Willem Dafoe plays Max Shrek, who plays the vampire in the film. Apparently the role was specifically created with Willem Dafoe in mind and he is perfect for it. The first appearance of the vampire is iconic and memorable. Shown through an unfocused lens, from the waist down, the image comes into view showing the vampires hands- thin and boney with long fingernails. It’s very creepy, especially with not having seen his face yet.
Then finally, the cast and crew meet Count Orlock. Murnau explains that Shrek is a character actor, meaning he submerges his personality into the character that he is playing. He will only be filmed at night and he will only be seen in full costume and full makeup. Mysterious, creepy, and almost rodent-like, walking with his long hands pulled up to his chest, his lips curled. The crew is rendered speechless; a perfect overture for the symphony of horrors.

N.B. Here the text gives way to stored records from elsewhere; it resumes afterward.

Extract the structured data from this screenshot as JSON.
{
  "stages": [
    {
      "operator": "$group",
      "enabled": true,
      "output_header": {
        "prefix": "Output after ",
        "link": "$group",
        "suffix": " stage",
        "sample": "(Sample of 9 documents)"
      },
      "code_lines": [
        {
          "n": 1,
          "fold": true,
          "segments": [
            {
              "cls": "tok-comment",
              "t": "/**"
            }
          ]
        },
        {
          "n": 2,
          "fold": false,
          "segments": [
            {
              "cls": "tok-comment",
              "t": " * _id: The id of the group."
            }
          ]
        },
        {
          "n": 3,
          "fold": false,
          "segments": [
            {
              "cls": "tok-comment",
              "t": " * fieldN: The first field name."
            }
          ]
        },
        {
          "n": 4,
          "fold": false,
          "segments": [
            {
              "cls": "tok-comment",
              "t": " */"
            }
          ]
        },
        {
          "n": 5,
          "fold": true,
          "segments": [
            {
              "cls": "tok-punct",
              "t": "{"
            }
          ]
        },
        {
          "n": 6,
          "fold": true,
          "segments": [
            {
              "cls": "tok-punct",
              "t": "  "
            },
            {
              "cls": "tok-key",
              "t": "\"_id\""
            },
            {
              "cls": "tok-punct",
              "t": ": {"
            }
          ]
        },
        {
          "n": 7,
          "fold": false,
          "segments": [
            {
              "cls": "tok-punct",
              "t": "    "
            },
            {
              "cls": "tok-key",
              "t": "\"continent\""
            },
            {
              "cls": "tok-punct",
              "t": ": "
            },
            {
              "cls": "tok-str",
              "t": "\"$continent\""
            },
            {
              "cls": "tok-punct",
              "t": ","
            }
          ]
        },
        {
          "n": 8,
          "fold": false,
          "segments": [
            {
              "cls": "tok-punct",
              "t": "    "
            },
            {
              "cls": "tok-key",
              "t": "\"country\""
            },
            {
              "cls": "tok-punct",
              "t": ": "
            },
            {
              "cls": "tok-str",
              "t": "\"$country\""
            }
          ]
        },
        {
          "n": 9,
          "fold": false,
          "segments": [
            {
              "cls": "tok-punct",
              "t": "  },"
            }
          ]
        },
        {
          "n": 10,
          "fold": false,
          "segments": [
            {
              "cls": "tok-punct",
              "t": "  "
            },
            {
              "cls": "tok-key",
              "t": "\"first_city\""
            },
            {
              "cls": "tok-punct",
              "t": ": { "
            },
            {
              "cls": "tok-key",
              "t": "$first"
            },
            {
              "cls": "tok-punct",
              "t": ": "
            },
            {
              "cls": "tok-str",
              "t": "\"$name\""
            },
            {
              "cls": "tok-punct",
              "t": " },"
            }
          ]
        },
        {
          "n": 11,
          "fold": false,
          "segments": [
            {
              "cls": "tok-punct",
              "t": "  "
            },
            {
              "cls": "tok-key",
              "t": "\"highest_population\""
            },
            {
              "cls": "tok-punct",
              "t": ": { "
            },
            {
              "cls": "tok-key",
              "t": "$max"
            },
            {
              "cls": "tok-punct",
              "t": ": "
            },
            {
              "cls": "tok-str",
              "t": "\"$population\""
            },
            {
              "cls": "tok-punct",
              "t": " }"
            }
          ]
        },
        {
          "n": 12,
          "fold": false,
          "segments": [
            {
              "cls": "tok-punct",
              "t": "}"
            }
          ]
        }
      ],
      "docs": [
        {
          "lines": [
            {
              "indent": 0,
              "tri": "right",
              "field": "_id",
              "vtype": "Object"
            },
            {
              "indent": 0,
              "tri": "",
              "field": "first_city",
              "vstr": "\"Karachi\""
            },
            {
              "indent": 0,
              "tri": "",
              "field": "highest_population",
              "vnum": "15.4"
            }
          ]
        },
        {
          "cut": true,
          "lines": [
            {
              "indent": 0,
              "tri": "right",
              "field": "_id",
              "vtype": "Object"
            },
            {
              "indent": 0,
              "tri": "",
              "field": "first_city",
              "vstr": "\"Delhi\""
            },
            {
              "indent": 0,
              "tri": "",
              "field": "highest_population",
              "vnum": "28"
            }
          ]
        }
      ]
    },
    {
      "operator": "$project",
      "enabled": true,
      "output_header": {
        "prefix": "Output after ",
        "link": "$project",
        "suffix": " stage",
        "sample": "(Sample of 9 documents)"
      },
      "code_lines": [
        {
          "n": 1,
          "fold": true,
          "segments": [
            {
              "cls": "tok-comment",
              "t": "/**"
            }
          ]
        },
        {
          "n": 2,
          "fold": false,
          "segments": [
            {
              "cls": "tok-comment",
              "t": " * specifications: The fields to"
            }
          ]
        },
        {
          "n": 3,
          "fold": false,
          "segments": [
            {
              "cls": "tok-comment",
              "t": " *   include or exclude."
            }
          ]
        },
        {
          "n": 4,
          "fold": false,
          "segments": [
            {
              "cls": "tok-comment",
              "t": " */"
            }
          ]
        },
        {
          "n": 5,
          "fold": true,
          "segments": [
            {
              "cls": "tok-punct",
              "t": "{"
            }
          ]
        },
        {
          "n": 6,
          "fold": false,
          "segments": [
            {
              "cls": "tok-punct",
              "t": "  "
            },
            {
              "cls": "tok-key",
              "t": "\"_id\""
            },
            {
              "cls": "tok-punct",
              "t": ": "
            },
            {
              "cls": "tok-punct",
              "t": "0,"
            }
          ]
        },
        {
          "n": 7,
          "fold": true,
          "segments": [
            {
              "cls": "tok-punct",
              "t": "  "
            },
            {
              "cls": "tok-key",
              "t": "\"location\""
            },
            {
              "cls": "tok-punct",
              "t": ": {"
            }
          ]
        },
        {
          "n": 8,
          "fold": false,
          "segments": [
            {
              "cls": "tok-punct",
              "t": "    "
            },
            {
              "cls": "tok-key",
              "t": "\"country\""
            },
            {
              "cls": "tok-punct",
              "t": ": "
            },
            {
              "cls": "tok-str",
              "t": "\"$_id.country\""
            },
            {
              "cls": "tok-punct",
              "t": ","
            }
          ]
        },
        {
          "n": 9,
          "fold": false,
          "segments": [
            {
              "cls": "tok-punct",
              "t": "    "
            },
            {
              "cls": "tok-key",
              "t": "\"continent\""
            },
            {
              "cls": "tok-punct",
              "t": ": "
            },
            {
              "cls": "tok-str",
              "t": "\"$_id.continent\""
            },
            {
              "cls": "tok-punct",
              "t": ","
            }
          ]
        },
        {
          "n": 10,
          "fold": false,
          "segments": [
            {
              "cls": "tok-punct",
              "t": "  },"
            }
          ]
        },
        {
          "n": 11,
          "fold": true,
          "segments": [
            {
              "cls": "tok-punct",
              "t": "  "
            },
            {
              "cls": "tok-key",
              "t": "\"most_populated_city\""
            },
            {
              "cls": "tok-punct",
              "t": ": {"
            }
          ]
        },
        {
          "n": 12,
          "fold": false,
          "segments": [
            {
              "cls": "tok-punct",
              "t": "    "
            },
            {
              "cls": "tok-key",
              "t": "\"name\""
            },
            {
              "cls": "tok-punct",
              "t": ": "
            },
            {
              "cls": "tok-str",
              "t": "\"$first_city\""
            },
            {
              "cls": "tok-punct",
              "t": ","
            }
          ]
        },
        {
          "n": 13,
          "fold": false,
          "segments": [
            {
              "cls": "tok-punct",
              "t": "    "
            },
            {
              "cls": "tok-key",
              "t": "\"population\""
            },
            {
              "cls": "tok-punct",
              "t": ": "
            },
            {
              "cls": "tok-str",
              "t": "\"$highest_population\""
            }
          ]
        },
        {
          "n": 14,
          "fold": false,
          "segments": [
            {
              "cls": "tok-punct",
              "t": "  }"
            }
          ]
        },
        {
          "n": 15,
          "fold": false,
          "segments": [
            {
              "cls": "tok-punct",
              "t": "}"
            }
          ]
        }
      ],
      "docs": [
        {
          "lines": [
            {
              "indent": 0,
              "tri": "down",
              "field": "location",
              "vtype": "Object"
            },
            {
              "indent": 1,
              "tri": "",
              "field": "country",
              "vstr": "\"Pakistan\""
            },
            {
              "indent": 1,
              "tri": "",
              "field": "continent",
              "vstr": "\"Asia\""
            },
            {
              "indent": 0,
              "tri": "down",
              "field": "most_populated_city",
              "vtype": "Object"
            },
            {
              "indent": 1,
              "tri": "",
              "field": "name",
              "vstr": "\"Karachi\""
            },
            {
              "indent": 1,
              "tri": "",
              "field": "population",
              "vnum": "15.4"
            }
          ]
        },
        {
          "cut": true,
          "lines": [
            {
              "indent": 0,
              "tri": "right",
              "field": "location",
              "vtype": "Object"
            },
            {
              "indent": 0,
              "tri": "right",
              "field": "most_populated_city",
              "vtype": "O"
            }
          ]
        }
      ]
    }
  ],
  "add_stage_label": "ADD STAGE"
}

Max Shrek creeps around breathing heavily on set, keeping his unconventional artistry in character, and making the crew feel uncomfortable. The crew start worrying that he will become so immersed in his character that he will forget who he is and hurt somebody. It seems that something is not right. It seems that director Murnau has made a deal with the devil himself. Could Max Shrek really be a vampire? Director Murnau will do anything to finish his picture. Ultimately, I think it is Murnau who is the real monster- a sociopath willing to do anything to get to his end result.
This is actually my mom’s favorite Halloween season movie. She obviously has good taste. This movie ranks high on my favorite vampire movie list. After Interview with the Vampire, this is my favorite vampire film. My list would look something like this:
- Interview with the Vampire
- Shadow of the Vampire
- Let the Right One In / Let Me In
- Bram Stoker’s Dracula
- Kiss of the Damned
I could keep going, but I will stop there. Also, I can’t put Nosferatu on the list because I saw it when I was very young and it’s been too long since I’ve seen it to rank it fairly.
This film stands out because it is not like other vampire genre films, typically full of carnage and sexual tension. There is sympathy for the vampire in this film, yet still a sense of dread. In his scenes, the vampire stays enveloped in shadow and darkness – a wonderful technique that adds fear and intrigue to the atmosphere. This atmosphere brings life to the horror fiction that blends seamlessly together with the intelligent script of the true story.